Page 71 of Walking Wounded

It was as their laughter died down that Will heard it: the rustle of leaves in the underbrush.

He froze, and his squad mates went still in response.

“What?” Finn whispered.

Will set down his meat and beans slowly, carefully, not making a sound. His M1 was propped up against his pack and he leaned sideways to reach for it. The others did the same. The gun was bigger than Murray, but they’d learned his wiry little arms were stronger than they looked.

The rustle sounded again, unmistakable footsteps in the underbrush behind them.

They got to their feet, and it was Finn who tipped his head and led the creeping party toward the thicket. He signaled Murray and Murkowski to stay put – in case they flushed someone out toward the road – and they looked grudging, but nodded.

Will fell into his usual place in his best friend’s shadow and they ducked under a low limb and into a tangle of vegetation. Their boots made noise, there was just no way to prevent that. But louder was the pounding of his heart in his ears, blurry and urgent as fear overtook him. This march was all about ferreting out pockets of North Koreans, and they might be walking right into one. It could be dozens of men. A hundred. It could be–

Finn pulled to an abrupt halt and Will bumped into his back, hooked his chin over his shoulder so he could see what lay ahead.

“Kids,” Finn hissed, and it was.

Two tiny Korean children stood in front of them, black hair falling into their eyes, their clothes in tatters and their arms and legs crusted with dirt. They were young, younger than ten, probably, and Will couldn’t tell their gender.

“Fuck,” Finn whispered. Then he crouched down and said, quietly, “Hi there. You guys lost?”

The children edged back a step, and Will saw that their shoes were coming apart; their toes peeped through the ends.

“They don’t speak English.”

“No shit.” Finn waved them forward. “Come on, y’all, and we’ll get something to eat. You know, food?” He mimed spooning something into his mouth.

The children’s dark eyes flickered across them, then darted to the underbrush around them, white-rimmed and frightened as wild ponies.

“How’d they even get out here?” Finn wondered aloud. He made one more try, reaching toward them. “Hey, it’s alright. We won’t hurt–”

They darted, sliding through the foliage quick and graceful as the rabbits back home.

Wait, Will thought, but Finn leapt after them and it was too late to do anything but follow him.

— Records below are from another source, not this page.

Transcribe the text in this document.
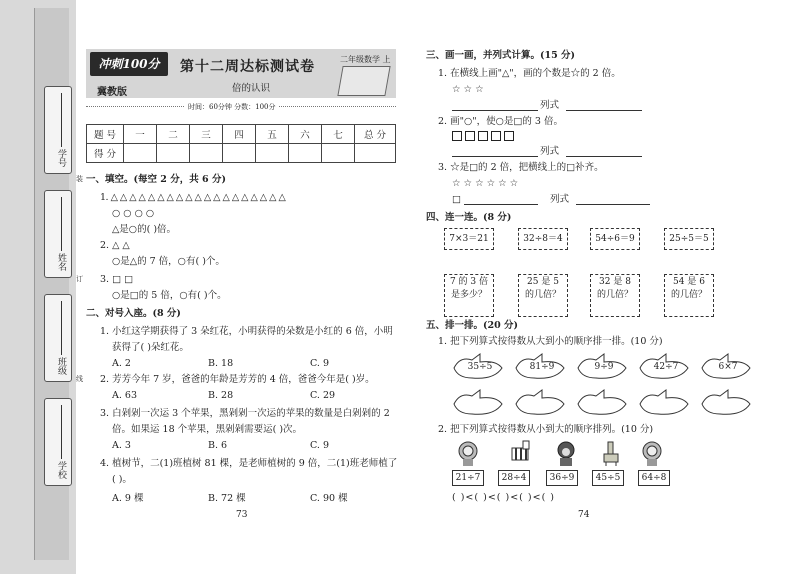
学号
姓名
班级
学校
装
订
线
冲刺100分
冀教版
第十二周达标测试卷	二年级数学 上
倍的认识
时间：60分钟 分数：100分
题 号	一	二	三	四	五	六	七	总 分
得 分								
一、填空。(每空 2 分，共 6 分)
1. △ △ △ △ △ △ △ △ △ △ △ △ △ △ △ △ △ △ △
○ ○ ○ ○
△是○的( )倍。
2. △ △
○是△的 7 倍，○有( )个。
3. □ □
○是□的 5 倍，○有( )个。
二、对号入座。(8 分)
1. 小红这学期获得了 3 朵红花，小明获得的朵数是小红的 6 倍，小明
获得了( )朵红花。
A. 2	B. 18	C. 9
2. 芳芳今年 7 岁，爸爸的年龄是芳芳的 4 倍，爸爸今年是( )岁。
A. 63	B. 28	C. 29
3. 白剁剁一次运 3 个苹果，黑剁剁一次运的苹果的数量是白剁剁的 2
倍。如果运 18 个苹果，黑剁剁需要运( )次。
A. 3	B. 6	C. 9
4. 植树节，二(1)班植树 81 棵，是老师植树的 9 倍，二(1)班老师植了
( )。
A. 9 棵	B. 72 棵	C. 90 棵
73
三、画一画，并列式计算。(15 分)
1. 在横线上画"△"，画的个数是☆的 2 倍。
☆ ☆ ☆
列式
2. 画"○"，使○是□的 3 倍。
列式
3. ☆是□的 2 倍，把横线上的□补齐。
☆ ☆ ☆ ☆ ☆ ☆
□	列式
四、连一连。(8 分)
7×3＝21	32÷8＝4	54÷6＝9	25÷5＝5
7 的 3 倍
是多少？
25 是 5
的几倍？
32 是 8
的几倍？
54 是 6
的几倍？
五、排一排。(20 分)
1. 把下列算式按得数从大到小的顺序排一排。(10 分)
35÷5	81÷9	9÷9	42÷7	6×7
2. 把下列算式按得数从小到大的顺序排列。(10 分)
21÷7	28÷4	36÷9	45÷5	64÷8
( )<( )<( )<( )<( )
74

Will tried to mark their path visually, searching for landmarks. A bent branch here, an inexplicable red leaf there. They hopped over a fallen log and he tried to catalogue its exact dimensions; it had a distinct knot at the end. But he knew it was futile. By the end of this headlong rush, even if they caught up to the kids, there was a good chance they’d be hopelessly lost. And they didn’t even have their packs! Disaster loomed.

And then hazy daylight flashed through the branches and they stumbled the last few paces into a clearing, momentarily blinded by the sun.

The children had stopped just in front of them, frozen. Will could hear them breathing, tiny fast sounds of panic. And then he saw why.

Five North Koreans sat around the charcoal dregs of a doused campfire.

Only one of them was armed, a Russian carbine laid across his lap. The others surely had knives, but were empty-handed, fingers clutching at air as they stared at the newcomers with total blank surprise. A small pile of packs and supplies sat beyond their circle; the muzzle of another carbine jutted from the shapeless mass.

“Holy fuck,” Finn said in a calm, level voice, and then he leapt into action.

The man with the carbine went down with two quick shots from Finn’s M1. Another headed straight for their gear, and Will picked him off, a shot to the back of the head that sent up a shower of blood, and bone, and brain matter.

“Get down!” Finn told the children, and shoved them into the dirt, just as the other three North Koreans converged on them with knives.

They didn’t want to do it. They were afraid – Will could see it in the vast fields of white in their eyes, the color of underbellies and surrender. This wasn’t their fight, but that of someone meaner and stronger that held their leashes. And so they attacked, and their war cries were screams of terror. They carried knives against M1 rifles, and it was over quickly, the staccato cracks of gunshots and wet thumps of bodies opening in dangerous places.

The bodies fell, and two best friends from a little town in Virginia stood over them. They were sad things, those corpses, malnourished and shod in sandals.

The children cowered in the dirt at Finn’s feet, clinging tight to each other and whimpering.

Will searched his friend’s face for shock, or trauma, and found a grim resoluteness instead.